I'm far from an ideologue. Actually I'm a devout pragmatist! And my 64 years of experience tells me that whilst the ideal scenario would be a state and public sector that exhibits all those fine attributes, the reality is that despite doubtless noble intentions, it's incapable of it. All it does is takes more and more money off us and pisses it down the pan. I'd love that it worked, but the reality is it doesn't. So I'd rather the useless and incompetent system was rather smaller and pissed less of our money away.
All those privately-run parks and libraries are brilliant.

Come back, turnpikes.

Do you want your electricity AC or DC?

Where does your water come from?

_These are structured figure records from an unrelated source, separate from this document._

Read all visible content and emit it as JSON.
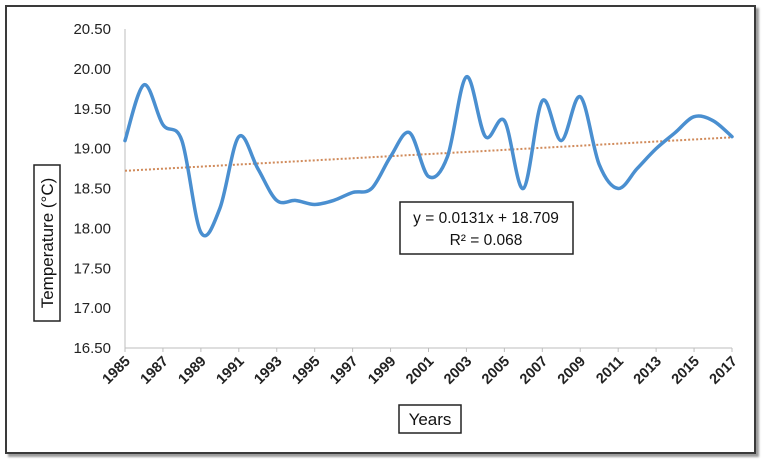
{
  "chart_data": {
    "type": "line",
    "title": "",
    "xlabel": "Years",
    "ylabel": "Temperature (°C)",
    "ylim": [
      16.5,
      20.5
    ],
    "yticks": [
      "16.50",
      "17.00",
      "17.50",
      "18.00",
      "18.50",
      "19.00",
      "19.50",
      "20.00",
      "20.50"
    ],
    "xticks": [
      "1985",
      "1987",
      "1989",
      "1991",
      "1993",
      "1995",
      "1997",
      "1999",
      "2001",
      "2003",
      "2005",
      "2007",
      "2009",
      "2011",
      "2013",
      "2015",
      "2017"
    ],
    "x": [
      1985,
      1986,
      1987,
      1988,
      1989,
      1990,
      1991,
      1992,
      1993,
      1994,
      1995,
      1996,
      1997,
      1998,
      1999,
      2000,
      2001,
      2002,
      2003,
      2004,
      2005,
      2006,
      2007,
      2008,
      2009,
      2010,
      2011,
      2012,
      2013,
      2014,
      2015,
      2016,
      2017
    ],
    "series": [
      {
        "values": [
          19.1,
          19.8,
          19.3,
          19.1,
          17.95,
          18.25,
          19.15,
          18.75,
          18.35,
          18.35,
          18.3,
          18.35,
          18.45,
          18.5,
          18.9,
          19.2,
          18.65,
          18.9,
          19.9,
          19.15,
          19.35,
          18.5,
          19.6,
          19.1,
          19.65,
          18.8,
          18.5,
          18.75,
          19.0,
          19.2,
          19.4,
          19.35,
          19.15
        ],
        "color": "#4a8fd0"
      }
    ],
    "trendline": {
      "equation": "y = 0.0131x + 18.709",
      "r2": "R² = 0.068",
      "slope": 0.0131,
      "intercept": 18.709,
      "color": "#d08a5a"
    },
    "grid": false
  }
}
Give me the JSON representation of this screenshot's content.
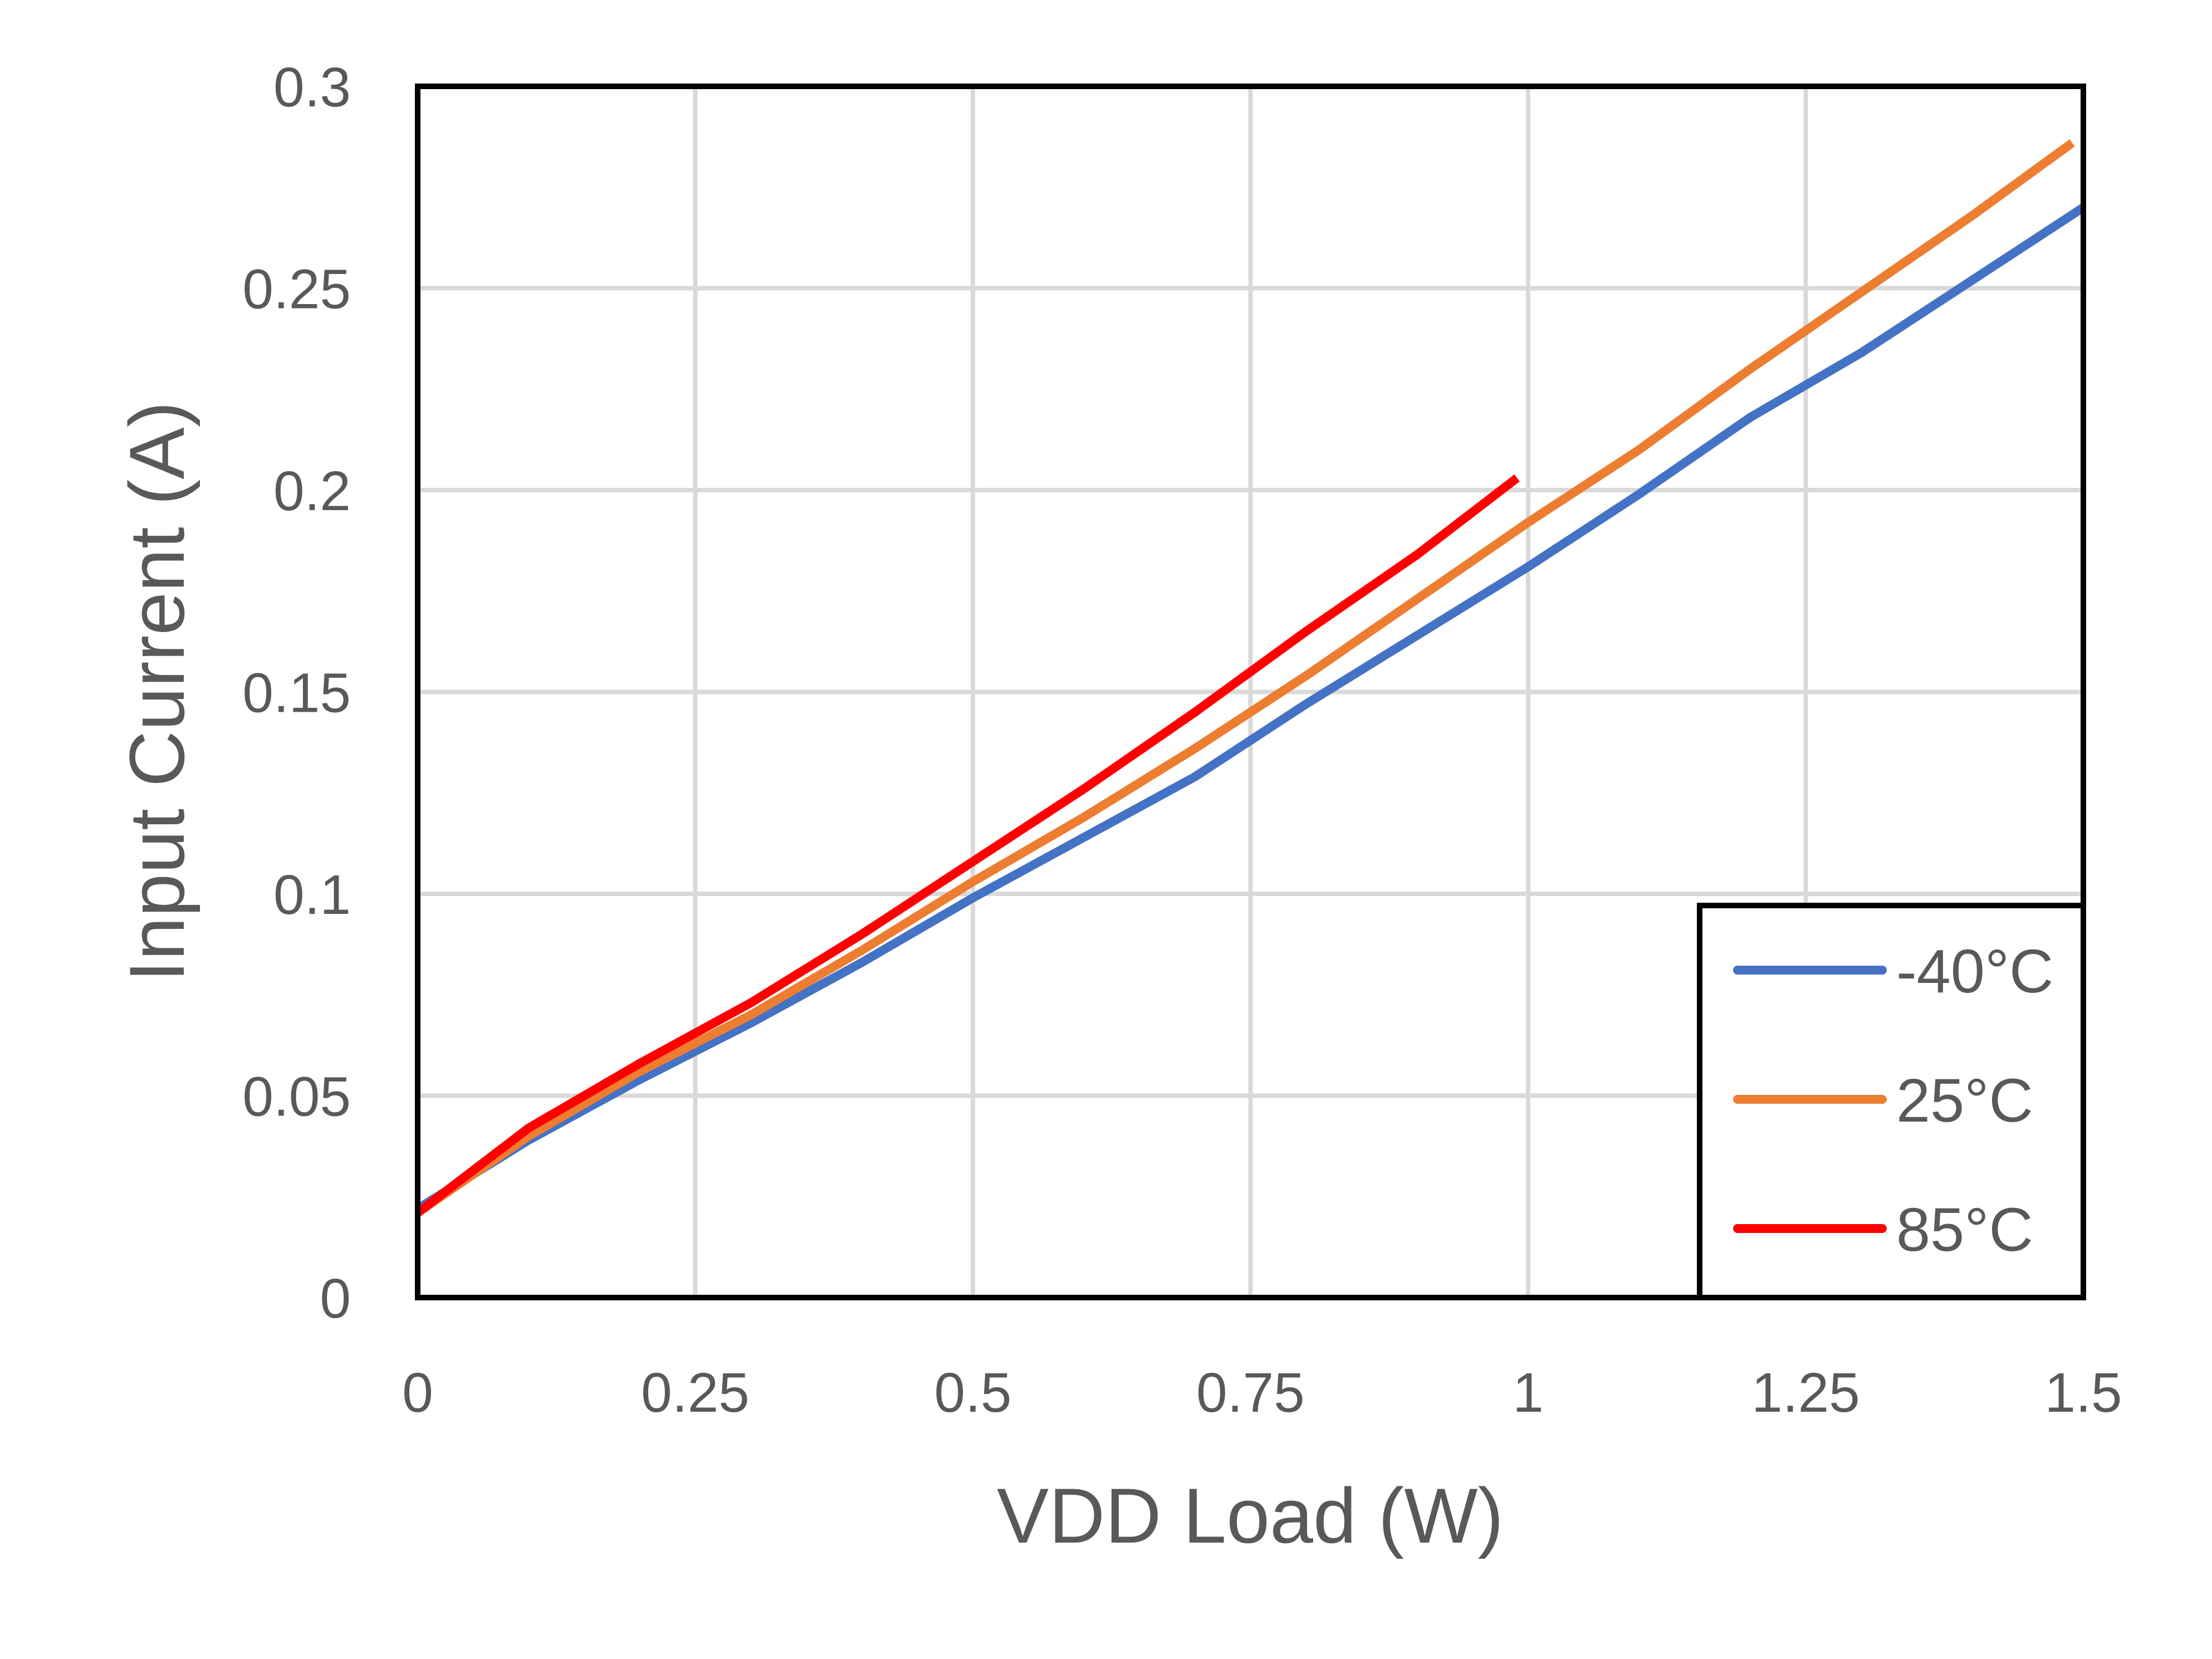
{
  "chart_data": {
    "type": "line",
    "title": "",
    "xlabel": "VDD Load (W)",
    "ylabel": "Input Current (A)",
    "xlim": [
      0,
      1.5
    ],
    "ylim": [
      0,
      0.3
    ],
    "xticks": [
      "0",
      "0.25",
      "0.5",
      "0.75",
      "1",
      "1.25",
      "1.5"
    ],
    "yticks": [
      "0",
      "0.05",
      "0.1",
      "0.15",
      "0.2",
      "0.25",
      "0.3"
    ],
    "grid": true,
    "legend_position": "bottom-right",
    "series": [
      {
        "name": "-40°C",
        "color": "#4472C4",
        "x": [
          0,
          0.1,
          0.2,
          0.3,
          0.4,
          0.5,
          0.6,
          0.7,
          0.8,
          0.9,
          1.0,
          1.1,
          1.2,
          1.3,
          1.4,
          1.5
        ],
        "y": [
          0.022,
          0.039,
          0.054,
          0.068,
          0.083,
          0.099,
          0.114,
          0.129,
          0.147,
          0.164,
          0.181,
          0.199,
          0.218,
          0.234,
          0.252,
          0.27
        ]
      },
      {
        "name": "25°C",
        "color": "#ED7D31",
        "x": [
          0,
          0.1,
          0.2,
          0.3,
          0.4,
          0.5,
          0.6,
          0.7,
          0.8,
          0.9,
          1.0,
          1.1,
          1.2,
          1.3,
          1.4,
          1.49
        ],
        "y": [
          0.021,
          0.04,
          0.056,
          0.07,
          0.086,
          0.103,
          0.119,
          0.136,
          0.154,
          0.173,
          0.192,
          0.21,
          0.23,
          0.249,
          0.268,
          0.286
        ]
      },
      {
        "name": "85°C",
        "color": "#FF0000",
        "x": [
          0,
          0.1,
          0.2,
          0.3,
          0.4,
          0.5,
          0.6,
          0.7,
          0.8,
          0.9,
          0.99
        ],
        "y": [
          0.021,
          0.042,
          0.058,
          0.073,
          0.09,
          0.108,
          0.126,
          0.145,
          0.165,
          0.184,
          0.203
        ]
      }
    ]
  }
}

In Manchester it's from reservoirs 90 miles away. You ideologues would be filtering it out of the Irwell.
 
What would you suggest rather than tax and spend? Further austerity?
Is it really austerity if public sector productivity is merely expected to return to the pre-Covid level, and the level of public sector expenditure is set accordingly?

Do you think it’s sustainable to continue to implement further tax rises, hobble the economy and increase debt servicing costs via higher inflation (in addition to the extra borrowing), just so the public sector can avoid returning to a level of productivity it managed five years ago?